Детство с Гурджиевым. Вспоминая Гурджиева (сборник) | страница 10



Мы шли медленно. Даже несмотря на мою помощь, ему было тяжело подниматься по тропинке к полю, о котором он упомянул. Это был каменистый склон холма около птичьего двора. Гурджиев послал меня в сарай с инструментами, который находился недалеко от курятника, и велел принести косу, что я и сделал. Затем он вывел меня на луг, снял руку с моего плеча, взял косу в обе руки и замахнулся, собираясь косить траву. Я почувствовал, что усилие, которое он сделал, было громадным; меня испугала его бледность и очевидная слабость. Затем он вернул мне косу и велел убрать её. Я отнес её на место, вернулся и встал рядом с ним. Он опять тяжело опёрся на моё плечо.

«Как только все газоны будут скашиваться в один день, это станет вашей новой работой. Будете косить этот луг каждую неделю».

Я посмотрел на склон с высокой травой, на камни, деревья и кусты. Я знал свой рост – я был мал для своего возраста, и коса казалась мне очень большой. Всё, что я мог сделать, это с изумлением посмотреть на Гурджиева. Это был только взгляд ему в глаза, серьёзный и обиженный, который удержал меня от немедленного сердитого резкого протеста. Я склонил голову и кивнул, а затем медленно пошёл с ним назад к главному зданию, вверх по ступенькам и до двери его комнаты.

В мои одиннадцать лет жалость к себе не была мне чужда, но на этот раз её проявление было слишком велико даже для меня. Но кроме того, что я себя жалел, я также чувствовал гнев и возмущение. Меня не только не отметили и не похвалили, но, фактически, просто наказали. Что это была за школа, и что за человек он был после всего этого!? Мучительно и скорее гордо я вспомнил, что собирался вернуться осенью в Америку. Я покажу ему! Всё, что мне надо сделать – это так никогда и не скосить газоны за один день!

Любопытно, но когда я успокоился и начал принимать то, что казалось неизбежным, я обнаружил, что возмущение и гнев, хотя я ещё чувствовал их, не были направлены против Гурджиева лично.

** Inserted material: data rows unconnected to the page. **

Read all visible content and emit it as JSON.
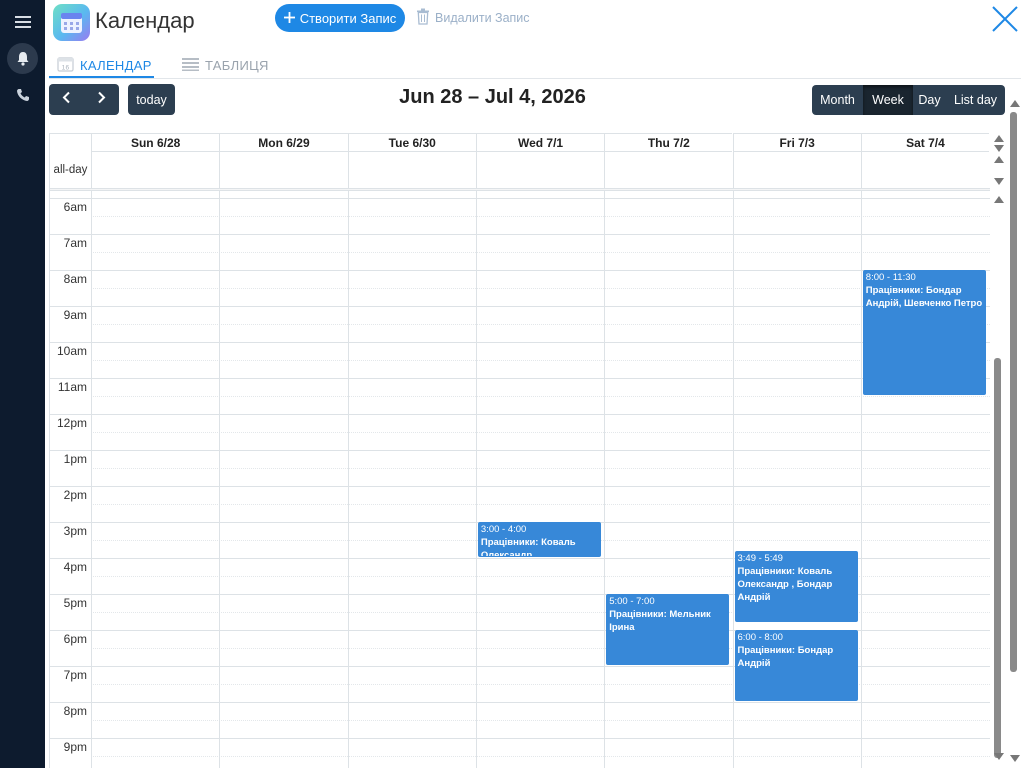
{
  "app": {
    "title": "Календар",
    "create_label": "Створити Запис",
    "delete_label": "Видалити Запис"
  },
  "tabs": [
    {
      "label": "КАЛЕНДАР",
      "active": true
    },
    {
      "label": "ТАБЛИЦЯ",
      "active": false
    }
  ],
  "toolbar": {
    "today_label": "today",
    "title": "Jun 28 – Jul 4, 2026",
    "views": [
      {
        "label": "Month",
        "active": false
      },
      {
        "label": "Week",
        "active": true
      },
      {
        "label": "Day",
        "active": false
      },
      {
        "label": "List day",
        "active": false
      }
    ]
  },
  "grid": {
    "allday_label": "all-day",
    "days": [
      "Sun 6/28",
      "Mon 6/29",
      "Tue 6/30",
      "Wed 7/1",
      "Thu 7/2",
      "Fri 7/3",
      "Sat 7/4"
    ],
    "hours": [
      "6am",
      "7am",
      "8am",
      "9am",
      "10am",
      "11am",
      "12pm",
      "1pm",
      "2pm",
      "3pm",
      "4pm",
      "5pm",
      "6pm",
      "7pm",
      "8pm",
      "9pm"
    ],
    "first_visible_hour": 5.8
  },
  "events": [
    {
      "day": 6,
      "start": 8.0,
      "end": 11.5,
      "time": "8:00 - 11:30",
      "title": "Працівники: Бондар Андрій, Шевченко Петро"
    },
    {
      "day": 3,
      "start": 15.0,
      "end": 16.0,
      "time": "3:00 - 4:00",
      "title": "Працівники: Коваль Олександр"
    },
    {
      "day": 5,
      "start": 15.8,
      "end": 17.8,
      "time": "3:49 - 5:49",
      "title": "Працівники: Коваль Олександр , Бондар Андрій"
    },
    {
      "day": 4,
      "start": 17.0,
      "end": 19.0,
      "time": "5:00 - 7:00",
      "title": "Працівники: Мельник Ірина"
    },
    {
      "day": 5,
      "start": 18.0,
      "end": 20.0,
      "time": "6:00 - 8:00",
      "title": "Працівники: Бондар Андрій"
    }
  ],
  "colors": {
    "accent": "#1e88e5",
    "event": "#3788d8",
    "toolbar": "#2c3e50",
    "rail": "#0d1b2e"
  },
  "icons": [
    "menu-icon",
    "bell-icon",
    "phone-icon",
    "calendar-app-icon",
    "plus-icon",
    "trash-icon",
    "close-icon",
    "calendar-tab-icon",
    "table-tab-icon",
    "chevron-left-icon",
    "chevron-right-icon"
  ]
}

Когда я гулял с ним, в его глазах была печаль, и я был озабочен этим и его здоровьем; кроме того, хотя не было указаний, что я должен исполнять эту работу, я почувствовал, что принял на себя своеобразные обязательства, что я должен сделать это ради него.

На следующий день меня ожидала новая неожиданность. Гурджиев вызвал меня в свою комнату утром и спросил строго, способен ли я хранить тайну – ото всех. Твёрдость и горящий быстрый взгляд, который он бросил на меня, когда задавал вопрос, были совершенно отличны от его слабости предыдущего дня. Я смело заверил, что могу. Ещё раз я почувствовал большой вызов – я буду хранить эту тайну, несмотря ни на что!